В отсутствие чётких правил киноцензура нередко подменялась экспромтом, эмоциональным выступлением, которое могло изменить уже принятое решение. В 1910 г. в печати сообщалось о неком прокуроре, который во время посещения кинотеатра прервал сеанс и потребовал объяснений от пристава, разрешившего картину о ходе революции в Португалии и установлении там республики29. В том же году в Ярославле разрешение на показ ряда ранее запрещённых картин увязывали с отставкой местного губернатора, монархиста А. А. Римского-Корсакова30. Напротив, в Могилёве в 1911 г. после прихода нового полицмейстера «разразилась целая буря административно-цензурных строгостей, которые беспощадно бичуют могилёвских демонстраторов и причиняют немалый материальный ущерб делу»31. Особое внимание властей привлекала хроника местной жизни. В 1911 г. полицмейстер Благовещенска потребовал вырезать из кинохроники кадры, снятые во время водосвятия 6 января, когда «произошло настоящее сражение полиции и таможенных стражников с публикой, шедшей за Амур за контрабандной водкой»32.

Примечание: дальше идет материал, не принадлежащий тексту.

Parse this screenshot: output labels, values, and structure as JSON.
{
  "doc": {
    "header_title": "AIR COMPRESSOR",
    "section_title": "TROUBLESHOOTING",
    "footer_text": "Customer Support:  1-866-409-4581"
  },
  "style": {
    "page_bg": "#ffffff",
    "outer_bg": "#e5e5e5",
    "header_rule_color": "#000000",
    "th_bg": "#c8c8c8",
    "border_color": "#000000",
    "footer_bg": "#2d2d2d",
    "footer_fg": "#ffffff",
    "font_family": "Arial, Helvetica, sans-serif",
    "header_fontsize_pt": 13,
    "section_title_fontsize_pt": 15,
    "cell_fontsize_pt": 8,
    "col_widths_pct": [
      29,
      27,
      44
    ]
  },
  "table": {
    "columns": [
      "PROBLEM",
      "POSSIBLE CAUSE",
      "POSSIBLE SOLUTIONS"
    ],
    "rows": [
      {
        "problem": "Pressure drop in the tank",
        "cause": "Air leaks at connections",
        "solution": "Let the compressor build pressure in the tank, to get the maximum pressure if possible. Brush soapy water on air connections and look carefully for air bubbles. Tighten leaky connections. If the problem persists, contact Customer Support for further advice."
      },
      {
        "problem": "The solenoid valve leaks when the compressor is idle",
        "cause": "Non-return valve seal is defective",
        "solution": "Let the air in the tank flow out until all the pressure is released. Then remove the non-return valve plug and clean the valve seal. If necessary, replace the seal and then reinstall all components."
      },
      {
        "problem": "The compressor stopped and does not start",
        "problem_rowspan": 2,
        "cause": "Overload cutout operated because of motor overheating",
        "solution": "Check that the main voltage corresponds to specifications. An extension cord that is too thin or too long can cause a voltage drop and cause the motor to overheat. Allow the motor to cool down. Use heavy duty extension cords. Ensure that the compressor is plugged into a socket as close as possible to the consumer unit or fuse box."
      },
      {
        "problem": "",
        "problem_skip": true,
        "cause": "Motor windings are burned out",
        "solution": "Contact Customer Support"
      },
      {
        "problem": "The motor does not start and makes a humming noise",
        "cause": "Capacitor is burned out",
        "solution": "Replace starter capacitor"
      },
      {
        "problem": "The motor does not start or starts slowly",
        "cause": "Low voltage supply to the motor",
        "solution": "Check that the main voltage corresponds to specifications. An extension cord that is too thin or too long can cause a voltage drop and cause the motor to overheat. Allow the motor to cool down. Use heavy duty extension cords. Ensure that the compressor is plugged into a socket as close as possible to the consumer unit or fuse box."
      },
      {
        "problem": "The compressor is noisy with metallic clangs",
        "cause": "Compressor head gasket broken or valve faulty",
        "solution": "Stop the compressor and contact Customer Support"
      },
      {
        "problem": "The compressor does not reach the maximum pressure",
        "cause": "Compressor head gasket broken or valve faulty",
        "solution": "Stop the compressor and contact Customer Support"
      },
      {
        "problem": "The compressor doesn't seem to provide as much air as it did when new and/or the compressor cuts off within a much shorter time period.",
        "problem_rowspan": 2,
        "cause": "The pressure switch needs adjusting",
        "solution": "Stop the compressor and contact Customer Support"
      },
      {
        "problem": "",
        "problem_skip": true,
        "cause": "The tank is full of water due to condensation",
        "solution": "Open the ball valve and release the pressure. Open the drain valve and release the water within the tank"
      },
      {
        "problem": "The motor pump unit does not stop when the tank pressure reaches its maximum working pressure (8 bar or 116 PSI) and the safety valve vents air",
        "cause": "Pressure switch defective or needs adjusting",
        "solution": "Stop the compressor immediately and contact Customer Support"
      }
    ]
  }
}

Наличие цензурного разрешения далеко не всегда служило основанием для беспрепятственного пропуска ленты в прокат. В июле 1909 г. владелец одного из кинотеатров в г. Козлове за демонстрацию картины «Растительный сок» распоряжением тамбовского губернатора Н. П. Муратова обязывался впредь не покупать ленты у прокатной конторы Аргасцева. Позже выяснилось, что фильм был одобрен Шереметевским к показу в Москве33. В 1913 г. в Ростове-на-Дону войсковой наказной атаман признал показ разрешённых картин с изображением грабежей, разбоев и краж «неудобным по местным условиям»34. В том же году в Харькове запретили демонстрацию одобренной Св. Синодом ленты «Пьянство и его последствия»35, при этом в Воронеже её разрешили36. В прессе также регулярно появлялись анекдотические истории о запретах полицией картин с «подозрительными» названиями и вполне допустимым содержанием: «Как сделаться анархистом?», «Жандарм-спортсмен», «Одураченные полицейские» и др.37 При этом частыми были и обратные примеры, когда в провинции цензура одобряла прокат фильмов, не допущенных в столицах. Так, запрещённая в Петербурге лента «Жизнь Иисуса Христа» в июне 1910 г. открыто демонстрировалась в близлежащем г. Териоки38.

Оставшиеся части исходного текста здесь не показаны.